Se préoccuper de son e-réputation
«Des sociétés commencent à proposer de gérer son e-réputation post mortem, pour ne pas accabler ses proches, mais aussi pour contrôler le récit qui nous survivra.» Hélas, tout le monde n’a pas toujours le temps d’y penser, rappelle Fanny Georges. Comme cette jeune fille, décédée dans un accident de voiture en sortant de boîte, après un dernier post où elle se géolocalisait, en écrivant «Super soirée»… Ou cette autre, sauvagement assassinée par un voisin, juste après avoir posté: «Tiens, mon voisin sonne.» «Ces traces génèrent des situations traumatisantes, car elles nous rendent spectateurs de la mort en temps réel, et créent une empathie particulière. On peut se remettre ad vitam aeternam dans la peau de la victime.»
Grand cimetière virtuel
C’est d’ailleurs à la suite du décès précoce d’une personne de son entourage que la photographe Calypso Mahieu, fraîchement diplômée de l’ECAL, s’est intéressée aux mausolées numériques qu’est en train de devenir Facebook. Son travail Je vivrai pour toi est exposé jusqu’au 27 mai dans le cadre des Journées photographiques de Bienne.

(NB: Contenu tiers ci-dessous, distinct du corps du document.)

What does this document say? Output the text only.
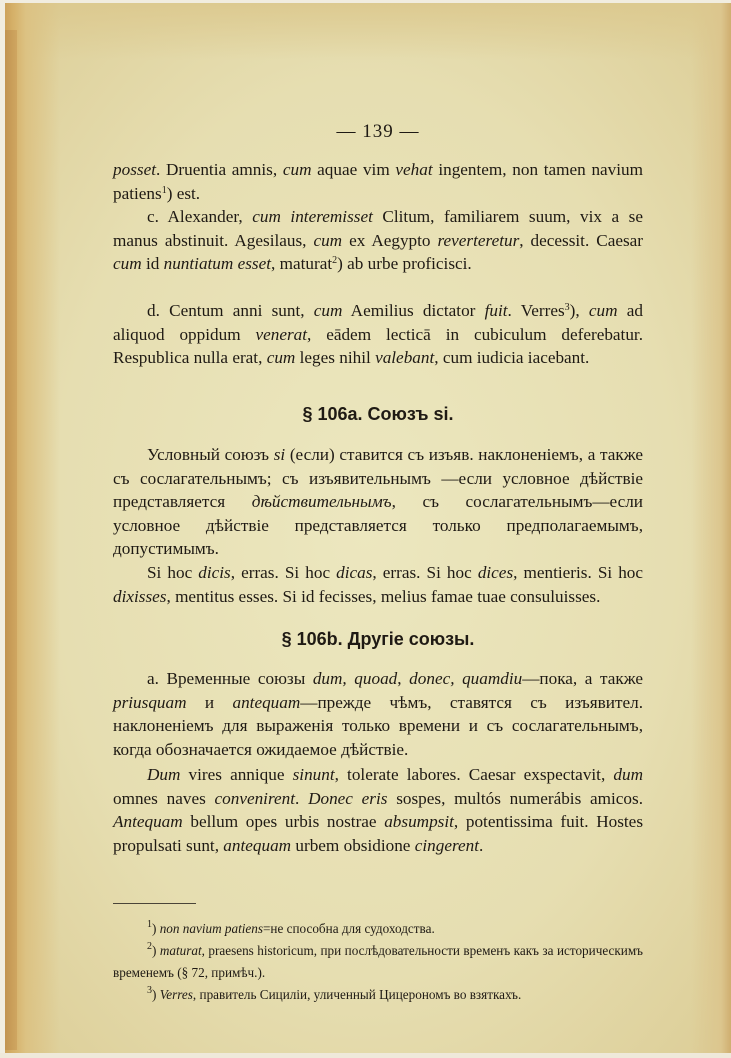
— 139 —
posset. Druentia amnis, cum aquae vim vehat ingentem, non tamen navium patiens$^1$) est.
c. Alexander, cum interemisset Clitum, familiarem suum, vix a se manus abstinuit. Agesilaus, cum ex Aegypto reverteretur, decessit. Caesar cum id nuntiatum esset, maturat$^2$) ab urbe proficisci.
d. Centum anni sunt, cum Aemilius dictator fuit. Verres$^3$), cum ad aliquod oppidum venerat, eādem lecticā in cubiculum deferebatur. Respublica nulla erat, cum leges nihil valebant, cum iudicia iacebant.
§ 106a. Союзъ si.
Условный союзъ si (если) ставится съ изъяв. наклоненіемъ, а также съ сослагательнымъ; съ изъявительнымъ —если условное дѣйствіе представляется дѣйствительнымъ, съ сослагательнымъ—если условное дѣйствіе представляется только предполагаемымъ, допустимымъ.
Si hoc dicis, erras. Si hoc dicas, erras. Si hoc dices, mentieris. Si hoc dixisses, mentitus esses. Si id fecisses, melius famae tuae consuluisses.
§ 106b. Другіе союзы.
a. Временные союзы dum, quoad, donec, quamdiu—пока, а также priusquam и antequam—прежде чѣмъ, ставятся съ изъявител. наклоненіемъ для выраженія только времени и съ сослагательнымъ, когда обозначается ожидаемое дѣйствіе.
Dum vires anniquе sinunt, tolerate labores. Caesar exspectavit, dum omnes naves convenirent. Donec eris sospes, multós numerábis amicos. Antequam bellum opes urbis nostrae absumpsit, potentissima fuit. Hostes propulsati sunt, antequam urbem obsidione cingerent.
$^1$) non navium patiens=не способна для судоходства.
$^2$) maturat, praesens historicum, при послѣдовательности временъ какъ за историческимъ временемъ (§ 72, примѣч.).
$^3$) Verres, правитель Сициліи, уличенный Цицерономъ во взяткахъ.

«En 2065, il y aura plus de morts que de vivants sur Facebook, qui sera un grand cimetière virtuel. Tout le monde s’en sert déjà pour étayer sa peine, de façon très impudique. Mais je trouve ce phénomène positif. C’est une nouvelle manière de communiquer avec les morts.» Après tout, beaucoup filaient déjà chez le médium pour contacter l’au-delà quand le wi-fi n’existait pas encore…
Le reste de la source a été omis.